Options traders are making more bets than any time since 2009 that emerging market equities will climb after valuations fell to the lowest levels in three years.

The ratio of calls to buy the iShares MSCI Emerging Markets exchange-traded fund has jumped to a 22-month high of 0.80-to-1, up from 0.65 a month ago and the 0.59 average since 2006, according to data compiled by Bloomberg. Calls that pay if the fund climbs 4.2 percent to $42 by December are the fastest-growing bet and now account for the largest share of the ETF’s 5.46 million options.

Stocks in developing countries are rebounding from the longest losing streak in more than a decade as countries from Turkey to Brazil cut borrowing costs. While bears say the stocks will decline as inflation and Europe’s debt crisis crimp growth, bulls say smaller government debt levels give policy makers more ammunition to keep their economies expanding. The MSCI Emerging Markets Index has risen more than 20 percent since its Oct. 4 low, meeting the common definition of a bull market.
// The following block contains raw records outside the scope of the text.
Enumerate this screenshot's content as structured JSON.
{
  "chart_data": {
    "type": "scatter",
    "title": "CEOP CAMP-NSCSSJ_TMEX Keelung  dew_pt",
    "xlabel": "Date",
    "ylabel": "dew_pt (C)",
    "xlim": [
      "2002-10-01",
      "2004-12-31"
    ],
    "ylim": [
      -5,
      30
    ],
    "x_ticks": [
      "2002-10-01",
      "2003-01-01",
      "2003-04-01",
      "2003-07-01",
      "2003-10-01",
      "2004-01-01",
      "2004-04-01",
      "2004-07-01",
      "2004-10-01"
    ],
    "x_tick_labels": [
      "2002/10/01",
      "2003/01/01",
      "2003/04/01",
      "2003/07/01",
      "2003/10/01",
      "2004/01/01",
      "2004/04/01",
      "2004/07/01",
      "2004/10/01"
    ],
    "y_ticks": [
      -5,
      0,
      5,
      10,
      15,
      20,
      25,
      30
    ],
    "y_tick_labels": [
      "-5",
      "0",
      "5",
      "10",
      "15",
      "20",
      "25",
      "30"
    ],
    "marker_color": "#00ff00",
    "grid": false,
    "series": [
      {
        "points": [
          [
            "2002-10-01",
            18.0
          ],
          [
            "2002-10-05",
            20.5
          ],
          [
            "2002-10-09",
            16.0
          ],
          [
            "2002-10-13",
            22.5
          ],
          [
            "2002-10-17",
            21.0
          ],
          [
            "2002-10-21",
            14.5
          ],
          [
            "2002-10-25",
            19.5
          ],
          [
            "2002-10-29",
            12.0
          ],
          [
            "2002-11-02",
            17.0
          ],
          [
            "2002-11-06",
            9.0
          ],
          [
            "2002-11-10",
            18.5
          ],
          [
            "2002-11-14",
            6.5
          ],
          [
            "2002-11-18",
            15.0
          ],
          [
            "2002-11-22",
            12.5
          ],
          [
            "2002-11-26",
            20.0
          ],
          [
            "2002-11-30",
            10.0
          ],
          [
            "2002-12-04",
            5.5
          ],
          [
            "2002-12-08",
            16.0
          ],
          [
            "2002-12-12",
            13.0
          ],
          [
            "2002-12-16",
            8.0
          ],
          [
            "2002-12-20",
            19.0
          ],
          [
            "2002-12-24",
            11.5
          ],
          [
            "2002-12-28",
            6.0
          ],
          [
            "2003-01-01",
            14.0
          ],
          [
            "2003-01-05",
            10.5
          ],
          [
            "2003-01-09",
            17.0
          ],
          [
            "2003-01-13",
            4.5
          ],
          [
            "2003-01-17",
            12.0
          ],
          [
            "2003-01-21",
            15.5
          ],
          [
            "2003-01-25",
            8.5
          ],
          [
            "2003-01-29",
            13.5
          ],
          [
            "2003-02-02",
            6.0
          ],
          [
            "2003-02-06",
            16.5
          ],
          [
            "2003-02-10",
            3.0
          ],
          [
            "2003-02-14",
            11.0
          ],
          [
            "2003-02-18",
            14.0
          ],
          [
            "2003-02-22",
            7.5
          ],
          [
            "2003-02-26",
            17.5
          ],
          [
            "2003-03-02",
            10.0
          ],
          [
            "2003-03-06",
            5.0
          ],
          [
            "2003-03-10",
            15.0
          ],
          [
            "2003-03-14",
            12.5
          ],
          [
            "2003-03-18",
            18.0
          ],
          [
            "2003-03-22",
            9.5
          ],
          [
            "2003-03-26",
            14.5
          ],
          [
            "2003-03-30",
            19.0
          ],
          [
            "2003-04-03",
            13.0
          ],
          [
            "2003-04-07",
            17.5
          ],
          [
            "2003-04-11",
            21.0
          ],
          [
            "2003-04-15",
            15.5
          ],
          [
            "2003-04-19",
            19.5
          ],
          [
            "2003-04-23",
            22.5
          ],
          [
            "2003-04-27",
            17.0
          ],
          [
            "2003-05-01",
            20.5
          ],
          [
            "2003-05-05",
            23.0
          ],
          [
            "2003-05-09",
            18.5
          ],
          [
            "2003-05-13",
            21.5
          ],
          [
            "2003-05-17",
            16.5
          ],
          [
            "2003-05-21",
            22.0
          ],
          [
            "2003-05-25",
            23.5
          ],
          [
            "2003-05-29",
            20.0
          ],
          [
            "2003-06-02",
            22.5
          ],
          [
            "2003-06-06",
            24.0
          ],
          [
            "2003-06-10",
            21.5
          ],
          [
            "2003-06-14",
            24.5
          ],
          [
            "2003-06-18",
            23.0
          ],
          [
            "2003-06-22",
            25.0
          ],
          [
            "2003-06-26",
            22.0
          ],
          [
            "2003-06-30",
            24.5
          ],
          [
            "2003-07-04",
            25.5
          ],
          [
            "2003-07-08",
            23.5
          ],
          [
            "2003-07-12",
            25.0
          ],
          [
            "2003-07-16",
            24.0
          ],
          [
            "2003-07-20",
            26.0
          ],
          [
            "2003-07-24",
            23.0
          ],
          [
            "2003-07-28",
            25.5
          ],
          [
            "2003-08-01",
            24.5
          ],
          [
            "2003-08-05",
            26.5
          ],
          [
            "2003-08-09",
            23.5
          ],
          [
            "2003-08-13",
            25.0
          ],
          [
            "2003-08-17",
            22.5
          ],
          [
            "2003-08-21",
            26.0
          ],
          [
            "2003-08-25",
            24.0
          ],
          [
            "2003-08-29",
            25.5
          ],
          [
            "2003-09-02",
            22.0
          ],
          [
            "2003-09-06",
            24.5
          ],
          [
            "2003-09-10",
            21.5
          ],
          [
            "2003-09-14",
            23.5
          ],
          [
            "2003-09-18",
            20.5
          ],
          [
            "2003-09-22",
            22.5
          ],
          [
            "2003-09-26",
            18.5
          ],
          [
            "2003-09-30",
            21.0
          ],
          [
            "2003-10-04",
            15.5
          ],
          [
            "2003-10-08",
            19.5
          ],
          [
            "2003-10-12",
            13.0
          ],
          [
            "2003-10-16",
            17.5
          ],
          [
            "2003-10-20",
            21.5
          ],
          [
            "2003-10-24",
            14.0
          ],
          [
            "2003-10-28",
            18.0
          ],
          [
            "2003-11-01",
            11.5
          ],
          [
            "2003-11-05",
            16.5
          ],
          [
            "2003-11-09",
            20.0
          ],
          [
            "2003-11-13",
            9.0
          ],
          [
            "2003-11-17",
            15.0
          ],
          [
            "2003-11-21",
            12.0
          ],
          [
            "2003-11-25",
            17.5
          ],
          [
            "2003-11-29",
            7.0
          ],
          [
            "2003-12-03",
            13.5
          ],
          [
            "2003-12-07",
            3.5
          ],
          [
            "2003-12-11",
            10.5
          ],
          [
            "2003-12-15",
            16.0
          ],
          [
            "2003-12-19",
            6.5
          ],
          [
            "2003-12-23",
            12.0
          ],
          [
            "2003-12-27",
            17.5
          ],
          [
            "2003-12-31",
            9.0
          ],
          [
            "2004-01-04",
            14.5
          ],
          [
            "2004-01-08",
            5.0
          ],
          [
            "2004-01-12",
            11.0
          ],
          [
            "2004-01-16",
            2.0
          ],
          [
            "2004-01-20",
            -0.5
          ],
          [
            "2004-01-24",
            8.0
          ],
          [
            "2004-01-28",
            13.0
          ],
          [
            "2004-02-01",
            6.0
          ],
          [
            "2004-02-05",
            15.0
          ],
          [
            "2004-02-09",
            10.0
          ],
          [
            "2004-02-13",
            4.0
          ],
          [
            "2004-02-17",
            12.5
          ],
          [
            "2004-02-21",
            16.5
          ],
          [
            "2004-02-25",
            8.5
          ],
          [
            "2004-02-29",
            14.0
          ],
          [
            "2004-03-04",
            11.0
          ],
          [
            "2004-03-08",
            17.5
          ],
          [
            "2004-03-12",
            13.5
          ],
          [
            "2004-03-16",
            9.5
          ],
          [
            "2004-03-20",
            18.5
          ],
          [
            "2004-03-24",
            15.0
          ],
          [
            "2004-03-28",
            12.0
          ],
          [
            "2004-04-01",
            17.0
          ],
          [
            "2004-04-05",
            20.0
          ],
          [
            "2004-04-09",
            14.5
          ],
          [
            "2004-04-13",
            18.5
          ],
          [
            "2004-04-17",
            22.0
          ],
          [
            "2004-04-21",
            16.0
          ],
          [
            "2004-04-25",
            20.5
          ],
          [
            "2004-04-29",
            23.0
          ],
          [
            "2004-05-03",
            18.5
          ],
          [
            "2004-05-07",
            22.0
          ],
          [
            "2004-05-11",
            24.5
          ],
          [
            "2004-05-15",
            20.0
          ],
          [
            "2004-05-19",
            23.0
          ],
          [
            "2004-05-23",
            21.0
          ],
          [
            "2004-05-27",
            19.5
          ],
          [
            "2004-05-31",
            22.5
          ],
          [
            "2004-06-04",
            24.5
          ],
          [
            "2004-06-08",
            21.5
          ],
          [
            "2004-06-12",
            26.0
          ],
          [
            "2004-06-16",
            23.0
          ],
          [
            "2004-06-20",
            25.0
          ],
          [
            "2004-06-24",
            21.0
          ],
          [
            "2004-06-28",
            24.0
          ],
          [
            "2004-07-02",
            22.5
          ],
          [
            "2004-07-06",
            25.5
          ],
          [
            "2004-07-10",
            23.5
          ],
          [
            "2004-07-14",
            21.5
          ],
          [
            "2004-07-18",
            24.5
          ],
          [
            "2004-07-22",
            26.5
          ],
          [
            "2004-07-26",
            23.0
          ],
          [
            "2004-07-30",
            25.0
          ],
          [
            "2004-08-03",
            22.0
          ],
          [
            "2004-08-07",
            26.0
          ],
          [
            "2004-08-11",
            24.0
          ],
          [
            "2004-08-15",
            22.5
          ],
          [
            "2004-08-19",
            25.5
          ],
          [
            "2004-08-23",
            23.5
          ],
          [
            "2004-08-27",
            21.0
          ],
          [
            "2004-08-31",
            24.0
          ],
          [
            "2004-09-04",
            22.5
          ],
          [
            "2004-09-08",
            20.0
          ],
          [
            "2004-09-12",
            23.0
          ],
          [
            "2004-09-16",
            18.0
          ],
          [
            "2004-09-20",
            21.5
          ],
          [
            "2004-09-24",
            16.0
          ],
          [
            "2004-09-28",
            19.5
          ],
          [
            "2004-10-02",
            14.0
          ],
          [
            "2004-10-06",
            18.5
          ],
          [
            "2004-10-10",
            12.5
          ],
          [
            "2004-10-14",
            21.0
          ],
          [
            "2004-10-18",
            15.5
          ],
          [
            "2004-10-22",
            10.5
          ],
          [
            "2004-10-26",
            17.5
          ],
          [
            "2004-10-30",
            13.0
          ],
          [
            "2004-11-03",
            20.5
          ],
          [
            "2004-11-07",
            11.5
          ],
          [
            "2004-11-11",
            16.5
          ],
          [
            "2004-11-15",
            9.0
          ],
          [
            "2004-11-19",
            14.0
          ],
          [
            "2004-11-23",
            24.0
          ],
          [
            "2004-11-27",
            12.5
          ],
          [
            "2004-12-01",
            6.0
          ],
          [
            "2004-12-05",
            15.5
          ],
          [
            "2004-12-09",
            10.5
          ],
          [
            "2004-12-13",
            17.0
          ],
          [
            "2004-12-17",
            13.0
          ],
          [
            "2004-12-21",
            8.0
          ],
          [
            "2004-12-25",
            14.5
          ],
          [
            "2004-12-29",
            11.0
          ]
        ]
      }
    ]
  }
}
“These countries are still poised to move ahead,” James Swanson, who oversees about $208 billion as chief investment strategist at Boston-based MFS Investment Management, said in a telephone interview yesterday. “The long-term story is intact, the stocks are depressed by historic standards and they trade at very low multiples.”

Open interest for the iShares ETF’s December $42 calls has surged to 191,220 contracts from 29,101 at the end of last month, the biggest gain among its options, according to data compiled by Bloomberg.